Yes, I think you should say that instead; that would be more fair and accurate.
Elisp is a forgiving language, and Emacs is a forgiving environment, so low-quality code is not always "punished" by failing to compile or run. So, as with any software you would run on your computer, you should use discretion.
The good news is that the quality of software in the Emacs ecosystem is steadily improving. MELPA is upholding higher standards for packages, and more tools are being made to catch poor-quality code and encourage best practices.
> I meant my personal collection of 3rd party packages I have installed, which for some reason I call site-lisp, perhaps an abuse of the term!
Ah, I see. Not necessarily an abuse, if you are your own sysadmin, I guess. :)
> It turns out it's in comint.el, in (comint-exec).
Thanks, that's interesting. I guess there must be some interesting discussion on emacs-devel about that from years past. I wonder if that could be improved.
> Certainly it is! There are many users who have used Emacs for decades who have only a handful of lines in their init files and no third-party packages.
...
> Yes, I think you should say that instead; that would be more fair and accurate.
Makes sense, & will do in the future!
> The good news is that the quality of software in the Emacs ecosystem is steadily improving. MELPA is upholding higher standards for packages, and more tools are being made to catch poor-quality code and encourage best practices.
I use the windowed Mac version most of the time, and touchpad scrolling is so slow that it's basically not a reasonable way to get around a file. Compare to Sublime, where it's silky smooth, and you can get an almost physical feeling of where things are, which makes zipping around using scrolling very effective.
I run my shell inside emacs (which is super nice -- how do people survive not having easy immediate access to command output)? But if a command is going to generate a lot of output (e.g., if I have the misfortune to be running mvn), I'll need to either drop back to terminal or redirect the output to a file, or be content with my command slowing down 100x to wait for emacs to render the output.
Try opening a file that happens to contain a very long line (this happens sometimes w/ generated code, or json data, or ...). Emacs will basically freeze, due to some N^2 in line length algorithm somewhere.
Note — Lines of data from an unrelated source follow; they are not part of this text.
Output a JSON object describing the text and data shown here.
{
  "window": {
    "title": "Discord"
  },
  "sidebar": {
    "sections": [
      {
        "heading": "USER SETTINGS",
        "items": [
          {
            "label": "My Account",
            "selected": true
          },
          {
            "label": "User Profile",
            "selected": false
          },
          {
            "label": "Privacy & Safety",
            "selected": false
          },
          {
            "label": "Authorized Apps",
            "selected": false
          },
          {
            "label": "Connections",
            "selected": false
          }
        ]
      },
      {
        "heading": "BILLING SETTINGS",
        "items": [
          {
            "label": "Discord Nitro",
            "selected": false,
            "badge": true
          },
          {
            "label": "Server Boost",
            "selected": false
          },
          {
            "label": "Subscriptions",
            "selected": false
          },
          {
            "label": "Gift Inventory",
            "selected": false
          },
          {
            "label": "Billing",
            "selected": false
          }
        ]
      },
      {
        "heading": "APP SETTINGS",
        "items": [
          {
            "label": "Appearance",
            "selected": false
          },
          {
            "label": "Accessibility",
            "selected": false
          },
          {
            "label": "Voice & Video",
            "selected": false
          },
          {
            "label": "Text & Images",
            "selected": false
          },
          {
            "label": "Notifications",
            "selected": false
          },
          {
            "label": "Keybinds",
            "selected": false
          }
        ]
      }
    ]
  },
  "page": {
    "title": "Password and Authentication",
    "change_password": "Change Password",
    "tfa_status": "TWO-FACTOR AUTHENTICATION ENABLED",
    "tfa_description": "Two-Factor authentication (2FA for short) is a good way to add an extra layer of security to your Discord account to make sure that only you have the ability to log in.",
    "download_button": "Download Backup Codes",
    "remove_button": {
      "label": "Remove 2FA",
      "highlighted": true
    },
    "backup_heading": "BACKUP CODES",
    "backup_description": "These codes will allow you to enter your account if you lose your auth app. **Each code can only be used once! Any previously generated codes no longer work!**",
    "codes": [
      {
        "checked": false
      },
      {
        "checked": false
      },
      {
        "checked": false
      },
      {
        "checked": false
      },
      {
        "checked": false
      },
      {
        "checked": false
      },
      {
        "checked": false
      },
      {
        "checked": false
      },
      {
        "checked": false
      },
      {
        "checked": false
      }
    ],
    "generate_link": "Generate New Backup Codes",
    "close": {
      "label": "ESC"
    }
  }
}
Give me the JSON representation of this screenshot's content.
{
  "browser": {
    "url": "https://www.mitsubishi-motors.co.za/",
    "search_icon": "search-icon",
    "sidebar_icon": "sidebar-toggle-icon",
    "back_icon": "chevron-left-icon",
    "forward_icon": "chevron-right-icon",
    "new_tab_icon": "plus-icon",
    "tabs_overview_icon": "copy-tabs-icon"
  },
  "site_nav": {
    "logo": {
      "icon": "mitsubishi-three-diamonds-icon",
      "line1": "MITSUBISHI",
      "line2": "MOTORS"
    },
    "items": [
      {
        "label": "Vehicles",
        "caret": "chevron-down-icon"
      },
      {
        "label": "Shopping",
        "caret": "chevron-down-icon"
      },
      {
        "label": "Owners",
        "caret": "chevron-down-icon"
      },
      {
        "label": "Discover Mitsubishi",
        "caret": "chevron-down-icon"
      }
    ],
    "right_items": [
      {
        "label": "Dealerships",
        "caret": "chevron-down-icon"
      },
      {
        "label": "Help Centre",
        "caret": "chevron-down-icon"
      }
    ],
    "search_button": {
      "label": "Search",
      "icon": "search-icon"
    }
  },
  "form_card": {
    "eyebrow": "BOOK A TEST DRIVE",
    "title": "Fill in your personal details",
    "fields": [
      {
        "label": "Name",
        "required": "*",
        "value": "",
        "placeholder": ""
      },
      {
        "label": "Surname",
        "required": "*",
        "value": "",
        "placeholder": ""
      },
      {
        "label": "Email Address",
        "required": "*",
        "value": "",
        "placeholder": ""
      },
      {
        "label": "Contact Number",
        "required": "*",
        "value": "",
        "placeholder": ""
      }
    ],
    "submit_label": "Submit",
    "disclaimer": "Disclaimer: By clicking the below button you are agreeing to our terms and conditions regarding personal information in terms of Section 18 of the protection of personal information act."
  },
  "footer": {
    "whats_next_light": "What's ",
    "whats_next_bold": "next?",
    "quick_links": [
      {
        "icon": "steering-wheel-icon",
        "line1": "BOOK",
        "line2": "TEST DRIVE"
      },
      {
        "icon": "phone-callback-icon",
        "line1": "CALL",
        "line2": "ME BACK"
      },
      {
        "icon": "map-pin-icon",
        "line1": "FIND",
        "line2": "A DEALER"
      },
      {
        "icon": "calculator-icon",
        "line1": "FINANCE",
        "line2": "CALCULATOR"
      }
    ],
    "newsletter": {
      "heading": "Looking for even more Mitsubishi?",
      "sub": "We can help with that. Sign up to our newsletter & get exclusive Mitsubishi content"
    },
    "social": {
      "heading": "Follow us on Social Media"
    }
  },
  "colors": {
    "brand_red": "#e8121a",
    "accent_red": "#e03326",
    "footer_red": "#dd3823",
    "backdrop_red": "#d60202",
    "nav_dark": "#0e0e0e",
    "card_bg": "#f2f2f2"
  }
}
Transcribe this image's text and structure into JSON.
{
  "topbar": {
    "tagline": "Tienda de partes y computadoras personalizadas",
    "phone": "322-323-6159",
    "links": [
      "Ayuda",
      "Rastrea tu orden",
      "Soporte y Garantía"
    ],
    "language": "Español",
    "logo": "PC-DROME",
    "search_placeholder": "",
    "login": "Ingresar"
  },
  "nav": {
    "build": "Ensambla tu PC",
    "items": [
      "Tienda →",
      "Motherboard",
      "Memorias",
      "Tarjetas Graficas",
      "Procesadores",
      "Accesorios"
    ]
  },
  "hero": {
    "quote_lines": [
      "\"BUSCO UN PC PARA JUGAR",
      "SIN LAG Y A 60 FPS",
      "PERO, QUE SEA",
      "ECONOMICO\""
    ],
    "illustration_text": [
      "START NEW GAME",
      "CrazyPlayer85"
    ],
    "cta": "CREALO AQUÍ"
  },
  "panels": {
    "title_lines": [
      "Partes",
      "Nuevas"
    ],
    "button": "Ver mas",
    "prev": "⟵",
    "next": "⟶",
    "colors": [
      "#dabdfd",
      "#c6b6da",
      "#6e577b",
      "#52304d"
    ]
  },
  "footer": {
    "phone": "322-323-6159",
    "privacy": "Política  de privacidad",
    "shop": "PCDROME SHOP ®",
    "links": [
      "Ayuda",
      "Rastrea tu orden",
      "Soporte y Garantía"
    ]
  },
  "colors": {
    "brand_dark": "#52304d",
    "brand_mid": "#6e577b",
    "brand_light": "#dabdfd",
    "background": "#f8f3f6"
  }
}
It's no easy task, but I do think it's possible to make something w/ the near-infinite, excellent flexibility of emacs, while also hitting a much higher speed and quality bar.
Scrolling sounds like a terrible way to get around a file. I'd much rather be presented with a prompt to go to a named "section" with completion (an actual section in a prose document, or a function definition in a program), or to search for some text. Or, if I don't have a specific target in mind and I want an overview of the file, I prefer pagination to scrolling.
But... I wonder how much my preference is conditioned by years of Emacs and its subpar scrolling? My preference for pagination+search extends to other software; to browsers, for example (spacebar or ctrl+f over mouse-wheel), but is that just a habit I got from my constant Emacs usage (I typed this comment in Emacs)?
In emacs, I mostly navigate around by searching, or sometimes by outlining (hide all lines that aren't a definition, move to definition, unhide).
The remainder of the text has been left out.